The Comancheros (Elmer Bernstein)
Released by Film Score Monthly, Elmer Bernstein's score to The Comancheros finally got a release. As he always does, Bernstein wrote a great western theme, and this album presents more or less the complete score, even with a few bonus tracks. It is nice to see Film Score Monthly putting out some great scores (such as their recent All About Eve release), and I look forward to seeing what they put out next.
Once Upon A Time in America (Ennio Morricone)
Ennio Morricone's classic score finally got an expanded re-issue this year. Not only do we get the classic score, but we also got plenty of previously unreleased cues, including a few alternate cues which were never used. One of Morricone's best scores gets the treatment it rightfully deserves.
Raise The Titanic (John Barry)
After almost 20 years, it was a joy to finally have a score release to John Barry's Raise the Titanic. While this is a re-recording, it's the complete score and sounds amazingly close to the actual film performance, due mostly to Nic Raine's involvement.

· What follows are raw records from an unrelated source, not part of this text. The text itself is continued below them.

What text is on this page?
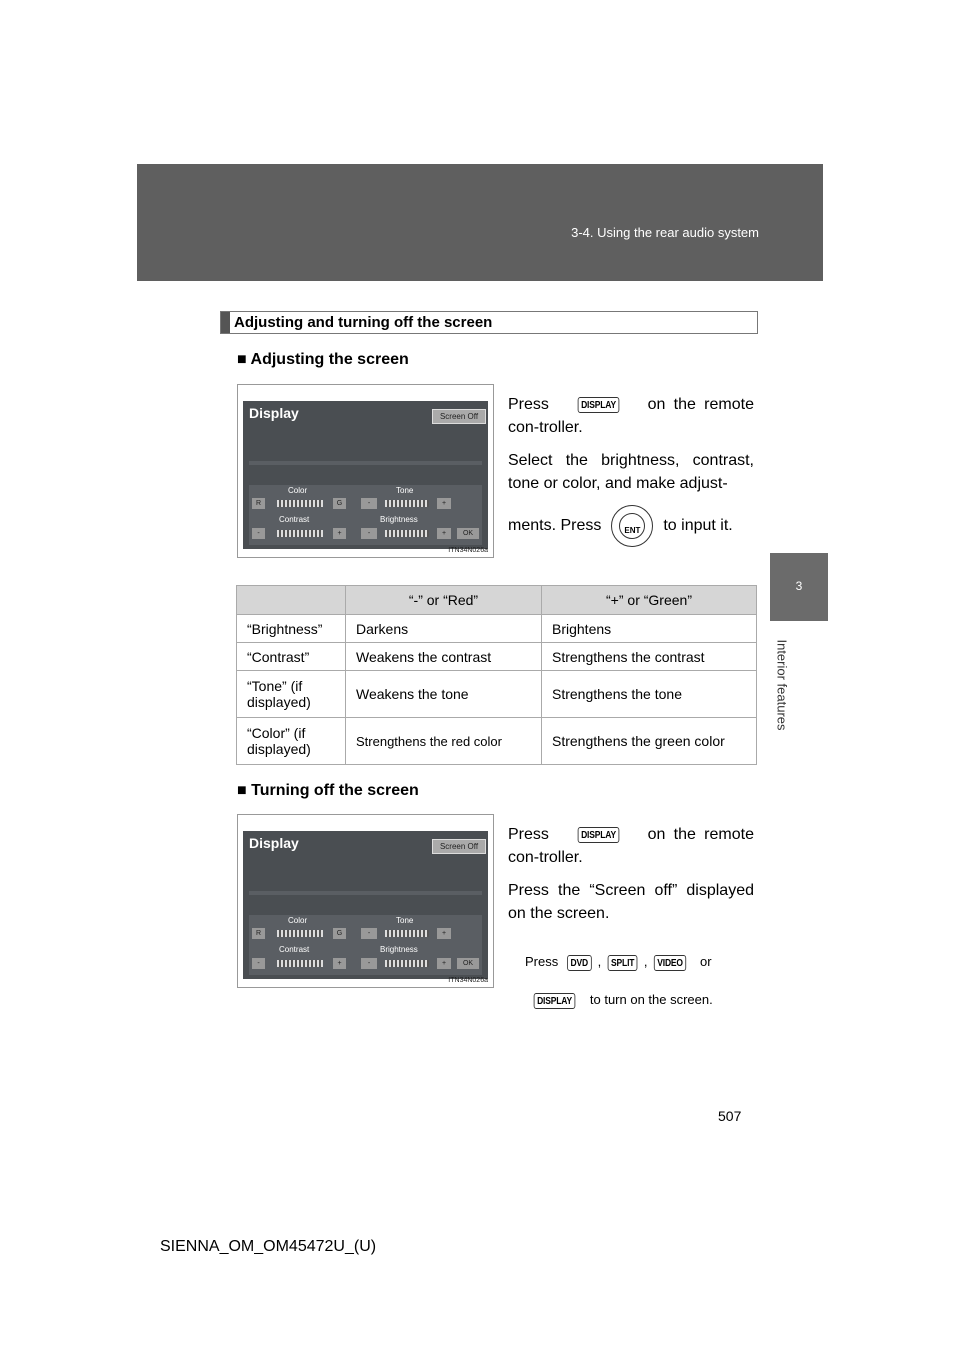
3-4. Using the rear audio system
3
Interior features
Adjusting and turning off the screen
■ Adjusting the screen
Display	Screen Off
Color	Tone
R	G	-	+
Contrast	Brightness
-	+	-	+	OK
ITN34N026a
Press	DISPLAY on the remote con-troller.
Select the brightness, contrast, tone or color, and make adjust-
ments. Press	ENT	to input it.
	“-” or “Red”	“+” or “Green”
“Brightness”	Darkens	Brightens
“Contrast”	Weakens the contrast	Strengthens the contrast
“Tone” (if displayed)	Weakens the tone	Strengthens the tone
“Color” (if displayed)	Strengthens the red color	Strengthens the green color
■ Turning off the screen
Display	Screen Off
Color	Tone
R	G	-	+
Contrast	Brightness
-	+	-	+	OK
ITN34N026a
Press	DISPLAY on the remote con-troller.
Press the “Screen off” displayed on the screen.
Press DVD , SPLIT , VIDEO or
DISPLAY to turn on the screen.
507
SIENNA_OM_OM45472U_(U)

A classic Barry score which was a long time coming.
The Lion's Roar - Classic MGM Film Scores
This two-CD set covers a lot of original recordings from early MGM films, including such biggies as Mutiny on the Bounty, The Wizard of Oz, The Yearling, Ivanhoe, Bad Day At Black Rock, Lust For Life, Ben-Hur, A Patch of Blue, Dr. Zhivago, and many more. Many were never released, and it covers a large swath of classic American film scores (and composers).
Miklos Rozsa at MGM (Miklos Rozsa)
Another great compilation album focuses exclusively on Miklos Rozsa and the works he did while at MGM. Almost all of the music on this album has never been released before, and it deserves to be mentioned as one of the best compilations of 1999.
The Twilight Zone: 40th Anniversary Collection
This compilation album takes up a staggering 4-CDs, and covers Jerry Goldsmith and Bernard Herrmann, as well as many of the contributing composers to this classic sci-fi series. These are all the original recordings, and there are also plenty of bonus tracks to boot.
Go Simpsonic With The Simpsons (Alf Clausen)
While not really a "compilation" album, this is a compilation of songs from the hit television show. "The Simpsons". Alf Clausen has once again outdone himself and provided us with over an hour of hilarious songs and dialogue from the show in this followup to the successful "Songs in the Key of Springfield".
John Williams' Greatest Hits: 1969-1999 (John Williams)
This is a great 2-CD set which has the fortune of being released from Sony Classical. Fortunate because most of the original recordings on this compilation were originally released on Sony, so it was easy to secure the rights. (Unlike other compilations which tend to be re-recordings.) While there aren't any previously unreleased cues, it is a rather substantial restrospective of Williams' work over the past 30 years, and the art design on the album is one of the sleekest I've seen recently.